If you are still looking for New Years resolutions for yourself, check the Web. There's plenty of them out there, and a lot of them make good sense, like:
I vow never to wear metal pants in an electric storm.
I promise to always focus on the faults of others before thinking negatively of myself.
I hereby commit myself to doing everything in my power to bring back disco.
And for a lot of folks, there's the perennial promise to quit drinking. But for me, in 2005 I resolve to stop thinking.

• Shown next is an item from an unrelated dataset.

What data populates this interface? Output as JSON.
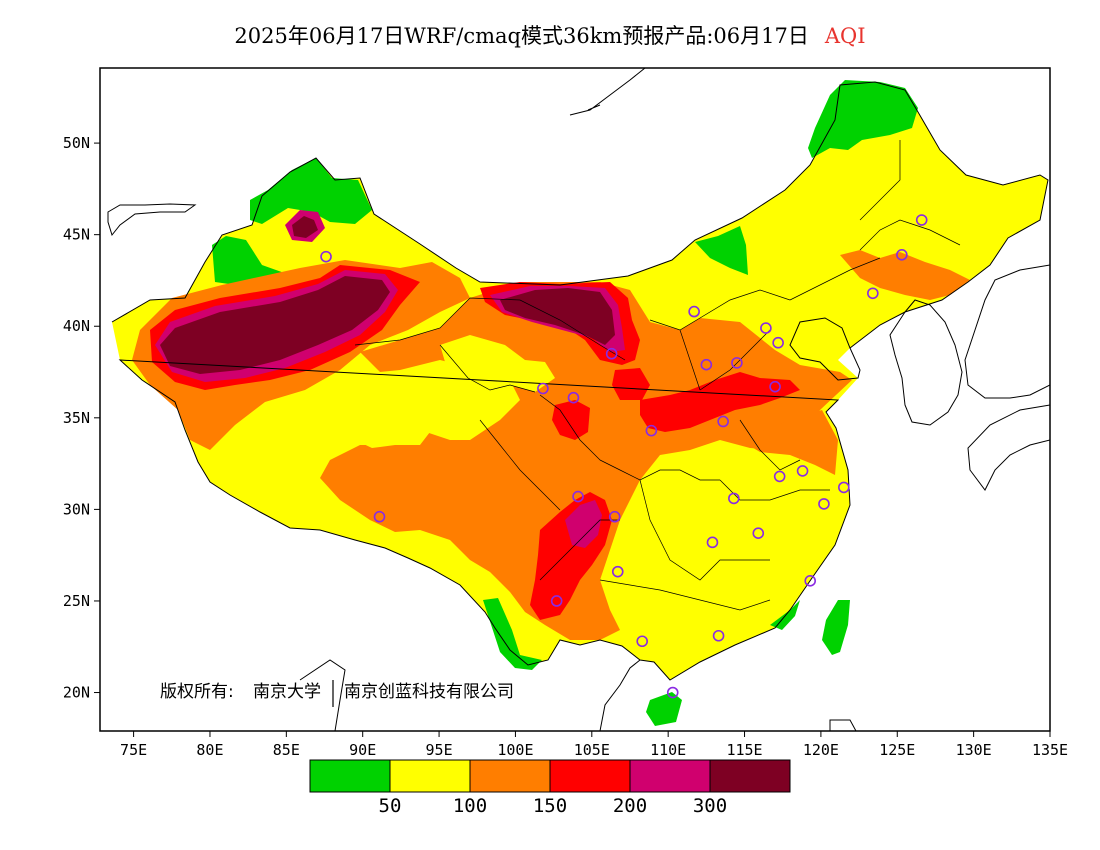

I guess what I'm doing is admitting publicly that I have a thinking problem. I take comfort in the fact that I'm not the only one. When I read the following testimonial on the Internet, I felt I'd met my spiritual brother. The writer identified himself only as Frank:
"It started out innocently enough. I began to think at parties now and then to loosen up. Inevitably though, one thought led to another, and soon I was more than just a social thinker. I began to think alone. I did it 'just to relax,' I told myself, but I knew it wasn't true."
"Thinking became more and more important to me, and finally I was thinking all the time. I began to think on the job. I knew that thinking and employment don't mix, but I couldn't stop myself. Soon I became a heavy thinker, and began to avoid friends at lunchtime so I could go off and think. I would return to the office dizzied and confused, asking, 'What exactly are we doing here?'"
Frank goes on to tell about how his attempts to hide his thinking became futile. Same for me. At parties I would duck into the bathroom for a quick think when no one was looking. But I couldn't keep up the appearance of being a nonthinker and eventually my thinking became uncontrollable. I started saying things in public like, "You know, I've been thinking about whether the whole Iraq thing makes much sense ... ." People would smile politely and move away from me as if I'd said the F word in church. (The F word is "freedom.")
But I couldn't leave it there. I had to go and tell some folks at work that I thought we ought to have a national holiday devoted to thinking about our government's foreign policy. I suppose I'm like other problem thinkers in that I don't like to think alone. That's when a large rectangular man in a dark Armani suit and sunglasses pulled me aside and put his arm around me in mock friendly fashion. In a low, serious voice he told me that if I watched any news shows other than Fox News my family could be in danger. Then he squeezed me so hard that I could hear my bones crunch as he whispered in my ear, "And no more listening to NPR, got it?"
Finally my friends ran an intervention on me. They pretended to be taking me out for an evening of heavy thinking and good-natured fun. Instead, they led me into a basement full of friends and family members sitting somberly in a circle. Many were crying. One by one, everyone said basically the same thing: "Please stop thinking. Can't you see what it's doing to your family?"
Like Frank, I too have entered Thinker's Anonymous. Yes, I'm a recovering thinker. I promise never to question the government on anything again, especially waging war to find nonexistent weapons of mass destruction. It's not my job to think. That's what we elect politicians for. I'm just here to vote. Besides, not thinking helps me prepare for the day when politicians either outlaw thinking altogether or monitor it so closely that it isn't worth the trouble.